- The Washington Times - Sunday, March 26, 2017

Dr. Ezekiel Emanuel is outraged over reports of a massive physician shortage expected by 2030 — because he doesn’t believe it.

In a wide-ranging recent report, the Association of American Medical Colleges predicts that by 2030 the U.S. will suffer a shortage of 40,800 to 104,900 physicians.

The report highlights that the U.S. population is expected to increase by 12 percent, to 359 million people, and that the population most in need of health care, those aged 65 and older, is expected to grow by 55 percent.

A shortage is predicted in primary care physicians, surgeons, psychiatrists and pathologists.

But Dr. Emanuel, chairman of the Department of Medical Ethics and Health Policy at the University of Pennsylvania, doesn’t see it this way. “If you look at the numbers, we have enough of them,” he said in an interview Friday.

It’s not a lack of physicians, but poor management and distribution of resources that account for a perceived physician shortage, Dr. Emanuel said. He outlined this argument along with co-author’s Emily Gudbranson and Aaron Glickman, in a recent article for the Journal of the American Medical Association (JAMA).

“All I did was take the general numbers that are out there and did basic math,” Dr.
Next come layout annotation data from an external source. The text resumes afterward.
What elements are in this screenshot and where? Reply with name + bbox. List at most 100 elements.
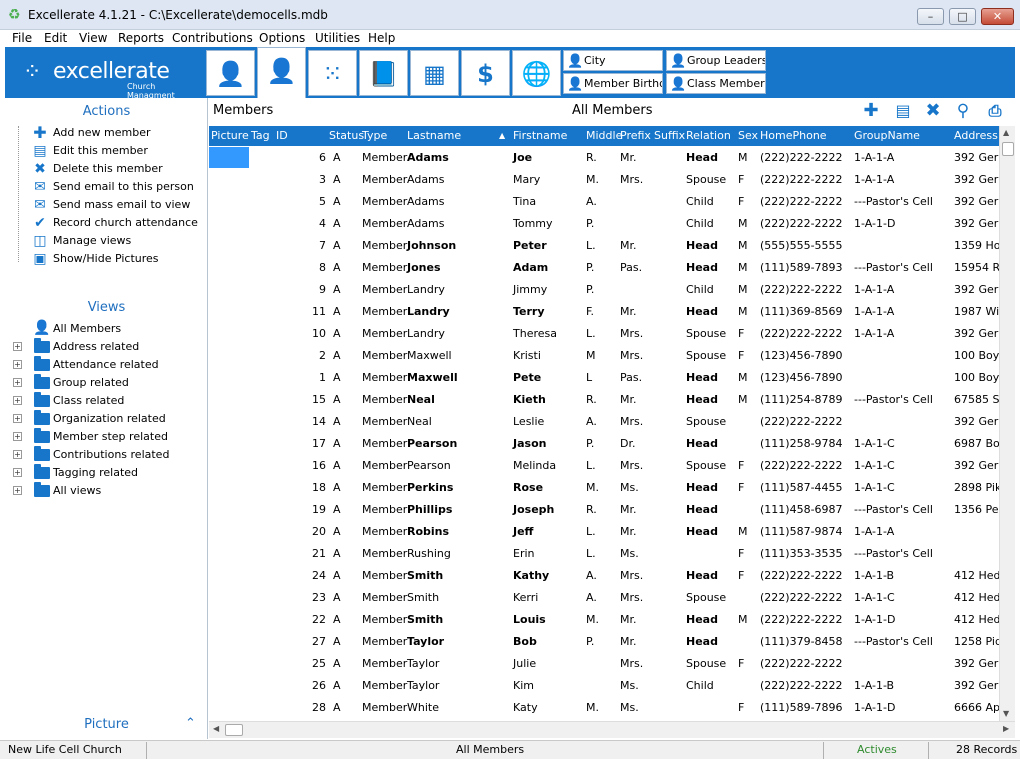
expand-icon[interactable]: + [13, 414, 22, 423]
table-row[interactable]: 27 A Member Taylor Bob P. Mr. Head (111)379-8458… [209, 630, 999, 652]
close-button[interactable]: ✕ [981, 8, 1014, 25]
action-manage-views[interactable]: ◫ Manage views [17, 232, 207, 250]
table-row[interactable]: 14 A Member Neal Leslie A. Mrs. Spouse (222)222-… [209, 410, 999, 432]
table-row[interactable]: 2 A Member Maxwell Kristi M Mrs. Spouse F (123)45… [209, 344, 999, 366]
quick-view-member-birthday[interactable]: 👤Member Birthda [563, 73, 663, 94]
toolbar-members-button[interactable]: 👤 [257, 47, 306, 98]
action-record-attendance[interactable]: ✔ Record church attendance [17, 214, 207, 232]
edit-card-icon[interactable]: ▤ [892, 100, 914, 122]
action-mass-email[interactable]: ✉ Send mass email to view [17, 196, 207, 214]
table-row[interactable]: 9 A Member Landry Jimmy P. Child M (222)222-2222… [209, 278, 999, 300]
toolbar-contributions-button[interactable]: $ [461, 50, 510, 96]
menu-help[interactable]: Help [368, 31, 395, 45]
quick-view-class-members[interactable]: 👤 Class Members [666, 73, 766, 94]
view-attendance-related[interactable]: + Attendance related [11, 356, 207, 374]
column-header[interactable]: Type [362, 129, 387, 142]
toolbar-person-grey-button[interactable]: 👤 [206, 50, 255, 96]
action-add-member[interactable]: ✚ Add new member [17, 124, 207, 142]
table-row[interactable]: 26 A Member Taylor Kim Ms. Child (222)222-2222 1… [209, 674, 999, 696]
column-header[interactable]: GroupName [854, 129, 920, 142]
menu-file[interactable]: File [12, 31, 32, 45]
expand-icon[interactable]: + [13, 396, 22, 405]
minimize-button[interactable]: – [917, 8, 944, 25]
table-row[interactable]: 3 A Member Adams Mary M. Mrs. Spouse F (222)222-2… [209, 168, 999, 190]
expand-icon[interactable]: + [13, 360, 22, 369]
expand-icon[interactable]: + [13, 342, 22, 351]
expand-icon[interactable]: + [13, 468, 22, 477]
table-row[interactable]: 8 A Member Jones Adam P. Pas. Head M (111)589-789… [209, 256, 999, 278]
search-icon[interactable]: ⚲ [952, 100, 974, 122]
vertical-scrollbar[interactable]: ▲ ▼ [999, 126, 1015, 721]
table-row[interactable]: 5 A Member Adams Tina A. Child F (222)222-2222 --… [209, 190, 999, 212]
column-header[interactable]: ID [276, 129, 288, 142]
chevron-up-icon[interactable]: ⌃ [185, 716, 196, 731]
action-edit-member[interactable]: ▤ Edit this member [17, 142, 207, 160]
table-row[interactable]: 7 A Member Johnson Peter L. Mr. Head M (555)555-5… [209, 234, 999, 256]
table-row[interactable]: 20 A Member Robins Jeff L. Mr. Head M (111)587-98… [209, 520, 999, 542]
print-icon[interactable]: ⎙ [984, 100, 1006, 122]
expand-icon[interactable]: + [13, 486, 22, 495]
column-header[interactable]: Middle [586, 129, 622, 142]
column-header[interactable]: Sex [738, 129, 758, 142]
table-row[interactable]: 28 A Member White Katy M. Ms. F (111)589-7896 1-A… [209, 696, 999, 718]
column-header[interactable]: Lastname [407, 129, 461, 142]
table-row[interactable]: 17 A Member Pearson Jason P. Dr. Head (111)258-9… [209, 432, 999, 454]
menu-utilities[interactable]: Utilities [315, 31, 360, 45]
table-row[interactable]: 15 A Member Neal Kieth R. Mr. Head M (111)254-878… [209, 388, 999, 410]
table-row[interactable]: 24 A Member Smith Kathy A. Mrs. Head F (222)222-2… [209, 564, 999, 586]
toolbar-grid-button[interactable]: ▦ [410, 50, 459, 96]
expand-icon[interactable]: + [13, 432, 22, 441]
view-all-members[interactable]: 👤 All Members [11, 320, 207, 338]
delete-icon[interactable]: ✖ [922, 100, 944, 122]
table-row[interactable]: 21 A Member Rushing Erin L. Ms. F (111)353-3535-… [209, 542, 999, 564]
table-row[interactable]: 18 A Member Perkins Rose M. Ms. Head F (111)587-4… [209, 476, 999, 498]
horizontal-scrollbar[interactable]: ◀ ▶ [209, 721, 1015, 738]
scroll-thumb[interactable] [1002, 142, 1014, 156]
scroll-thumb[interactable] [225, 724, 243, 736]
quick-view-group-leaders[interactable]: 👤 Group Leaders [666, 50, 766, 71]
action-send-email[interactable]: ✉ Send email to this person [17, 178, 207, 196]
action-show-hide-pictures[interactable]: ▣ Show/Hide Pictures [17, 250, 207, 268]
scroll-down-icon[interactable]: ▼ [1003, 709, 1009, 718]
maximize-button[interactable]: □ [949, 8, 976, 25]
table-row[interactable]: 19 A Member Phillips Joseph R. Mr. Head (111)458… [209, 498, 999, 520]
menu-options[interactable]: Options [259, 31, 305, 45]
column-header[interactable]: Address [954, 129, 998, 142]
view-organization-related[interactable]: + Organization related [11, 410, 207, 428]
table-row[interactable]: 25 A Member Taylor Julie Mrs. Spouse F (222)222-… [209, 652, 999, 674]
toolbar-globe-button[interactable]: 🌐 [512, 50, 561, 96]
view-group-related[interactable]: + Group related [11, 374, 207, 392]
expand-icon[interactable]: + [13, 378, 22, 387]
scroll-right-icon[interactable]: ▶ [1003, 724, 1009, 733]
table-row[interactable]: 4 A Member Adams Tommy P. Child M (222)222-2222 1… [209, 212, 999, 234]
table-row[interactable]: 10 A Member Landry Theresa L. Mrs. Spouse F (222)… [209, 322, 999, 344]
action-delete-member[interactable]: ✖ Delete this member [17, 160, 207, 178]
column-header[interactable]: Status [329, 129, 364, 142]
view-tagging-related[interactable]: + Tagging related [11, 464, 207, 482]
expand-icon[interactable]: + [13, 450, 22, 459]
menu-view[interactable]: View [79, 31, 107, 45]
column-header[interactable]: Tag [251, 129, 270, 142]
table-row[interactable]: 6 A Member Adams Joe R. Mr. Head M (222)222-2222 1… [209, 146, 999, 168]
scroll-left-icon[interactable]: ◀ [213, 724, 219, 733]
view-member-step-related[interactable]: + Member step related [11, 428, 207, 446]
view-all-views[interactable]: + All views [11, 482, 207, 500]
add-icon[interactable]: ✚ [860, 100, 882, 122]
menu-contributions[interactable]: Contributions [172, 31, 253, 45]
toolbar-groups-button[interactable]: ⁙ [308, 50, 357, 96]
table-row[interactable]: 23 A Member Smith Kerri A. Mrs. Spouse (222)222-… [209, 586, 999, 608]
view-contributions-related[interactable]: + Contributions related [11, 446, 207, 464]
view-class-related[interactable]: + Class related [11, 392, 207, 410]
column-header[interactable]: Picture [211, 129, 249, 142]
view-address-related[interactable]: + Address related [11, 338, 207, 356]
column-header[interactable]: HomePhone [760, 129, 827, 142]
scroll-up-icon[interactable]: ▲ [1003, 128, 1009, 137]
table-row[interactable]: 16 A Member Pearson Melinda L. Mrs. Spouse F (222… [209, 454, 999, 476]
quick-view-city[interactable]: 👤 City [563, 50, 663, 71]
column-header[interactable]: Suffix [654, 129, 685, 142]
table-row[interactable]: 1 A Member Maxwell Pete L Pas. Head M (123)456-78… [209, 366, 999, 388]
column-header[interactable]: Firstname [513, 129, 567, 142]
column-header[interactable]: Prefix [620, 129, 651, 142]
menu-edit[interactable]: Edit [44, 31, 67, 45]
menu-reports[interactable]: Reports [118, 31, 164, 45]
Emanuel said.

The article states that if there are 388,000 primary care physicians in the U.S. and if each doctor can see about 1,500 patients, a population of 583 million could see a doctor. The current U.S. population is about 320 million.
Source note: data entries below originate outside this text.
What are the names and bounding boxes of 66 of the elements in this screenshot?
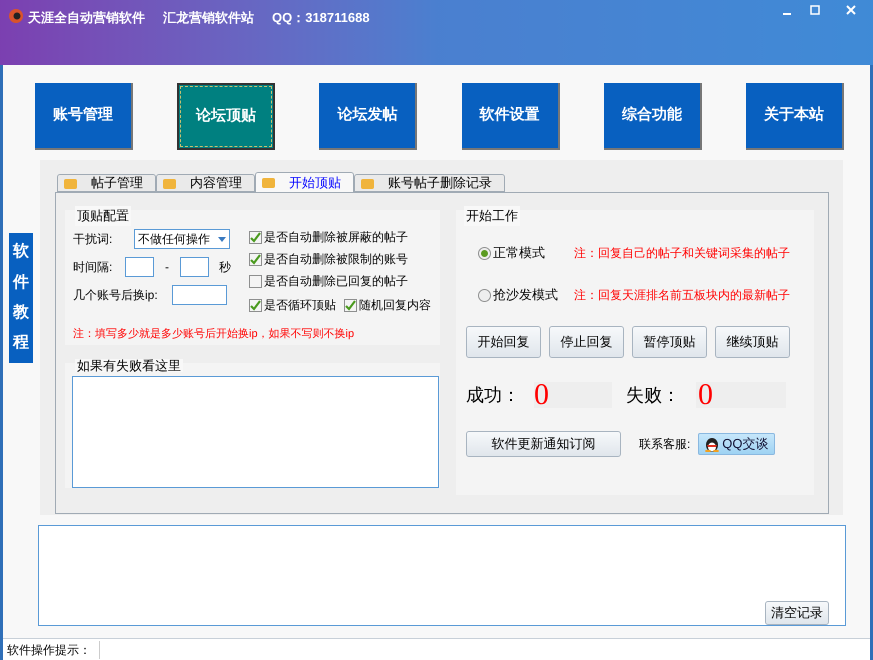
close-icon	[846, 5, 856, 15]
interval-max-field[interactable]	[180, 257, 209, 277]
failure-label: 失败：	[626, 384, 681, 406]
field-label: 几个账号后换ip:	[73, 287, 159, 304]
dropdown-caret-icon	[218, 236, 226, 242]
range-separator: -	[165, 259, 169, 276]
group-title: 开始工作	[464, 206, 520, 226]
group-title: 如果有失败看这里	[75, 359, 183, 372]
folder-icon	[163, 178, 176, 188]
nav-button[interactable]: 综合功能	[604, 83, 702, 150]
checkbox-label: 随机回复内容	[359, 297, 431, 314]
checkbox[interactable]	[249, 274, 262, 288]
checkbox-label: 是否自动删除已回复的帖子	[264, 273, 408, 290]
mode-note: 注：回复天涯排名前五板块内的最新帖子	[574, 287, 790, 304]
nav-button[interactable]: 论坛顶贴	[177, 83, 276, 150]
qq-number: QQ：318711688	[272, 9, 370, 27]
folder-icon	[64, 178, 77, 188]
ip-note: 注：填写多少就是多少账号后开始换ip，如果不写则不换ip	[73, 326, 356, 342]
status-label: 软件操作提示：	[7, 640, 100, 658]
checkbox[interactable]	[249, 230, 262, 244]
maximize-icon	[810, 5, 820, 15]
action-button[interactable]: 软件更新通知订阅	[466, 431, 621, 457]
minimize-icon	[783, 13, 791, 15]
interval-min-field[interactable]	[125, 257, 154, 277]
folder-icon	[361, 178, 374, 188]
unit-label: 秒	[219, 259, 231, 276]
checkbox[interactable]	[344, 298, 357, 312]
contact-label: 联系客服:	[639, 436, 690, 453]
action-button[interactable]: 停止回复	[549, 326, 624, 358]
success-label: 成功：	[466, 384, 521, 406]
field-label: 时间隔:	[73, 259, 114, 276]
window-subtitle: 汇龙营销软件站	[163, 9, 254, 27]
nav-button[interactable]: 论坛发帖	[319, 83, 418, 150]
failure-count: 0	[696, 382, 786, 408]
tab[interactable]: 帖子管理	[57, 174, 156, 192]
checkbox[interactable]	[249, 298, 262, 312]
interference-dropdown[interactable]: 不做任何操作	[134, 229, 230, 249]
mode-note: 注：回复自己的帖子和关键词采集的帖子	[574, 245, 790, 262]
radio-button[interactable]	[478, 246, 491, 260]
checkbox-label: 是否循环顶贴	[264, 297, 336, 314]
success-count: 0	[534, 382, 612, 408]
qq-chat-button[interactable]: QQ交谈	[698, 433, 776, 455]
nav-button[interactable]: 软件设置	[462, 83, 560, 150]
field-label: 干扰词:	[73, 231, 114, 248]
action-button[interactable]: 暂停顶贴	[632, 326, 707, 358]
checkbox-label: 是否自动删除被屏蔽的帖子	[264, 229, 408, 246]
radio-label: 正常模式	[493, 244, 545, 262]
app-logo-icon	[8, 8, 24, 24]
checkbox[interactable]	[249, 252, 262, 266]
window-title: 天涯全自动营销软件	[28, 9, 145, 27]
penguin-icon	[705, 436, 720, 452]
group-title: 顶贴配置	[75, 206, 131, 226]
radio-label: 抢沙发模式	[493, 286, 558, 304]
action-button[interactable]: 清空记录	[765, 601, 829, 625]
radio-button[interactable]	[478, 288, 491, 302]
tab[interactable]: 账号帖子删除记录	[354, 174, 505, 192]
switch-ip-field[interactable]	[172, 285, 227, 305]
checkbox-label: 是否自动删除被限制的账号	[264, 251, 408, 268]
tab[interactable]: 内容管理	[156, 174, 255, 192]
tab[interactable]: 开始顶贴	[255, 172, 354, 192]
action-button[interactable]: 继续顶贴	[715, 326, 790, 358]
nav-button[interactable]: 关于本站	[746, 83, 844, 150]
action-button[interactable]: 开始回复	[466, 326, 541, 358]
side-tab[interactable]: 软件教程	[9, 233, 33, 363]
nav-button[interactable]: 账号管理	[35, 83, 133, 150]
folder-icon	[262, 177, 275, 188]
While Dr. Emanuel relents that some specialties are lacking the appropriate human resources, like psychiatry and pediatrics, in terms of primary care physicians, the U.S. has a surplus.
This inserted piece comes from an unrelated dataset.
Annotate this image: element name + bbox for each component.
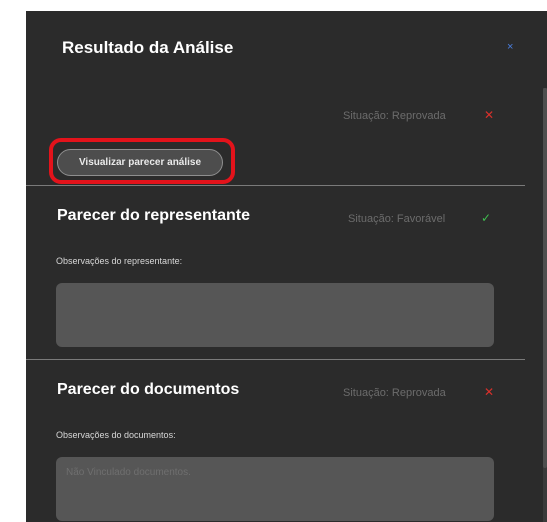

What Dr. Emanuel prescribes is taking away the appointment book from the physicians. He outlines his vision for a more structured, properly managed health care system in his upcoming book, “Prescription for the Future.”

“One thing that is obvious about the American health system is we have a lot of bricks and mortar, big physician offices with big waiting rooms. Is that an efficient way to spend money?” he said.

His suggestion is to create what he calls “open access scheduling,” reserving 20 percent to 50 percent of appointments for walk-ins and same-day treatment. He also recommends cutting down on unnecessary visits and using digital tools such as video chats and text messaging.

His solution for treating a growing, aging population calls for investing in and employing nurse practitioners, care coordinators and medical assistants for services that don’t require a physician.

Yearly “wellness examinations, follow-up visits, closing of care gaps, and support for medication adherence — could be provided by nurse practitioners, care coordinators, and medical assistants. By reorganizing clinicians’ responsibilities, physician time could be used more effectively,” the authors wrote in the JAMA article.

Dr. Emanuel emphasized that his argument is on the macro level, not taking into account patient preferences and access to services.

“It is true some patients might have preferences for a green-haired, purple-eyed physician,” he said, “you don’t decide building more medical schools on personal preferences. It’s big numbers and evaluations.”

Last week, the National Resident Matching Program, which helps match medical school students with hospital residency programs, announced it had it’s highest acceptance rate, with 30,000 new physicians assigned to residency programs throughout the country.

“It was a very successful match,” said spokeswoman Mona Signer. “We matched more applicants than ever before because there were more positions than ever before.”

She attributes this to increases in class size, residency programs and medical schools, especially those for osteopathic and allopathic treatment.

But while the number of resident physicians is increasing, the distribution of medical professionals among the country’s neediest communities remains a problem.

“There are always issues with shortages of rural areas,” Ms. Signer said, adding that most medical programs tend to be located on the coasts, with less opportunity in the center of the country.

Dr. Emanuel touched on this in the JAMA article: “Nearly a fifth of U.S. residents live in rural areas, yet less than a tenth of primary care physicians practice there. Training more physicians will not solve this issue. Instead it will be important to consider how physicians are incentivized to encourage more to pursue underserved areas, such as in rural health care.”